In the Scottish parliament Nicola Sturgeon acknowledged this “egregious historic injustice,” saying, “Those who met this fate were not witches, they were people, and they were overwhelmingly women. At a time when women were not even allowed to speak as witnesses in a courtroom, they were accused and killed because they were poor, different, vulnerable or in many cases just because they were women.” Sturgeon linked this apology to the misogyny still evident in today’s society.
In a National Library talk, Venditozzi and Mitchell acknowledged it was ‘generally people without status or power that were accused so following their heritage is tricky’, but that there will be descendants in Scotland today. Laura Graham makes an uncomfortable point: “I do think that the other thing that we should all be aware of is, we’re all survivors, we’re still here, which means we might well have been the persecutors of people. If it is a truly horrible thought, that we’re not necessarily the people who were aggrieved”.

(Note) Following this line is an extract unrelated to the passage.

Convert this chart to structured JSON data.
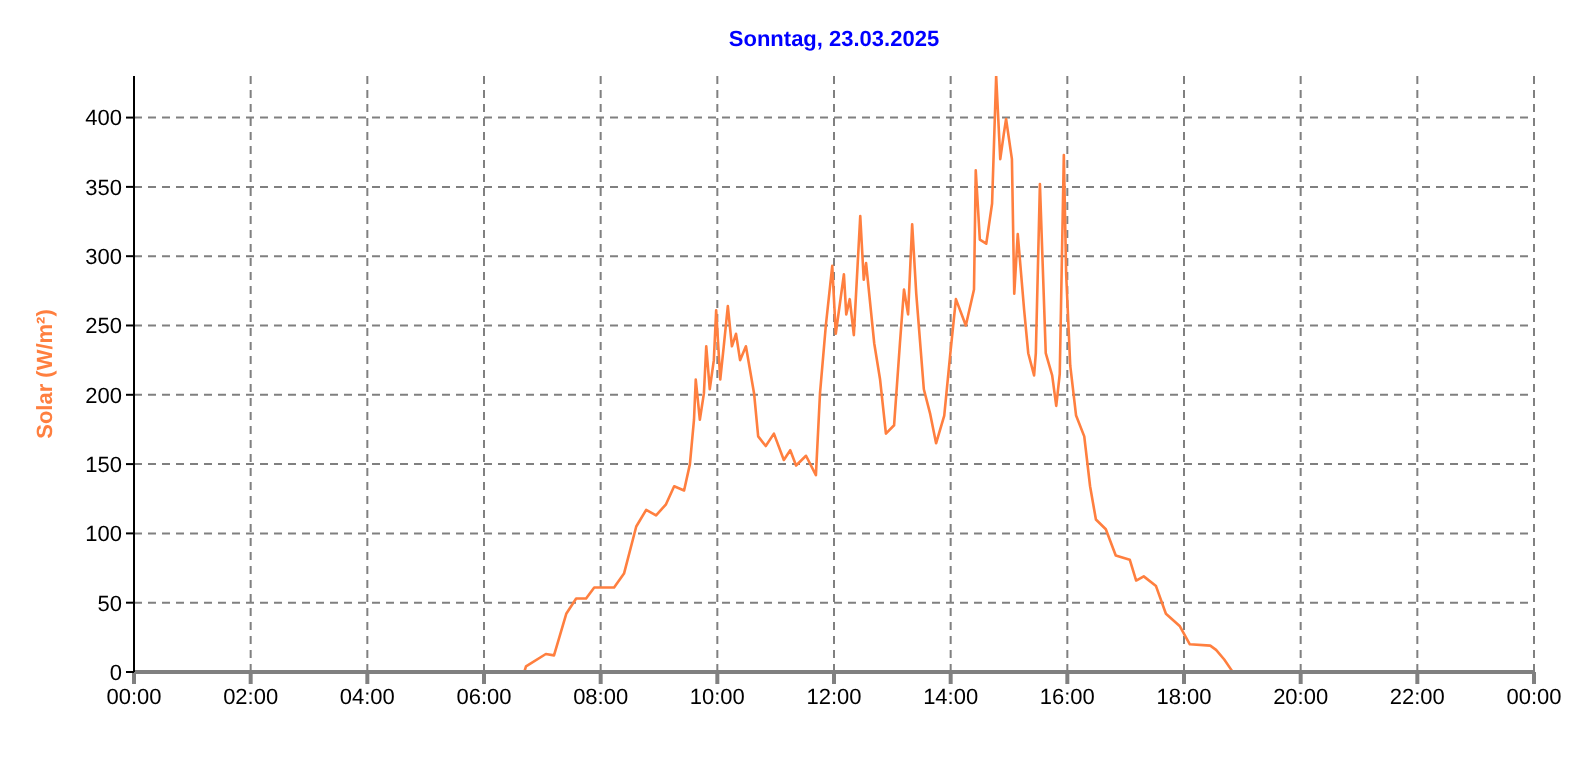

Graham passionately believes in the need to right these historic miscarriages of justice. When she began to research witchcraft prosecutions she was shocked to discover geographical differences. In England and Ireland witchcraft prosecutions were ecclesiastical, “But in Scotland, it was so strange to discover it was criminal courts…So, from my point of view, as a former solicitor, it really whet my appetite for miscarriages of justice created by justice.”
Like Venditozzi and Mitchell, Graham was delighted by the First Minister’s statement: “Nicola Sturgeon – hats off to her, it’s courageous to actually even say something like that. I’m delighted that she’s done it.”
Zoe Venditozzi explains why the Witches of Scotland campaign are now campaigning for a full legal pardon. “The apology was to everyone accused. A pardon deals with all of the people who were actually found guilty, and it changes their legal status. They should never have been accused of any crime.” Natalie Don MSP is backing a private members bill calling for this historic pardon, with cross party support and a consultation hoped for later this year.
It is hoped that a successful pardon would have global impact. Only last year the UN passed a resolution ‘condemning human rights violations associated with witchcraft accusations’, an acute and in some cases increasing problem in a number of countries including India, Nigeria, Zimbabwe and South Africa.
For Graham a pardon is important: “It needs to be something that a culture as old as Scotland, can face up to and say it was wrong”. “Scotland needs to know more about its history,” says Venditozzi, “it’s not just a shortbread and Braveheart nation”.
It’s hoped that a national memorial will help increase awareness of historic injustices.
Fife-based charity RAWL (Remembering the Accused Witches of Scotland) are planning a witches’ memorial in Fife, with private company National Pride. It will be funded by donations and grants.
The Witches of Scotland campaign want something very different – a national memorial funded by the state, “not something we have to fundraise for,” explains Venditozzi, It should be “really amazing and provocative, by a top artist.” Laura Graham agrees: “I think the last thing you want is yet another statue, I think it needs to be a sculptural thing to do with movement and fire, or wind or light, something that really is evocative and transformative… I think it’s an opportunity for some kind of a comment about femicide, about human rights and domestic violence as well.”
Venditozzi and Mitchell are inspired by the haunting Steilneset Memorial by Peter Zumthor and Louise Bourgeois in Vardø, Norway, and the National Museum of African American History and Culture in Washington DC by David Adjaye. Hopefully the memorial will be, “somewhere like Edinburgh and somewhere everyone can see. This is an opportunity to make something really beautiful and powerful” says Venditozzi, “We want their names spoken, and the marks against them rubbed out.”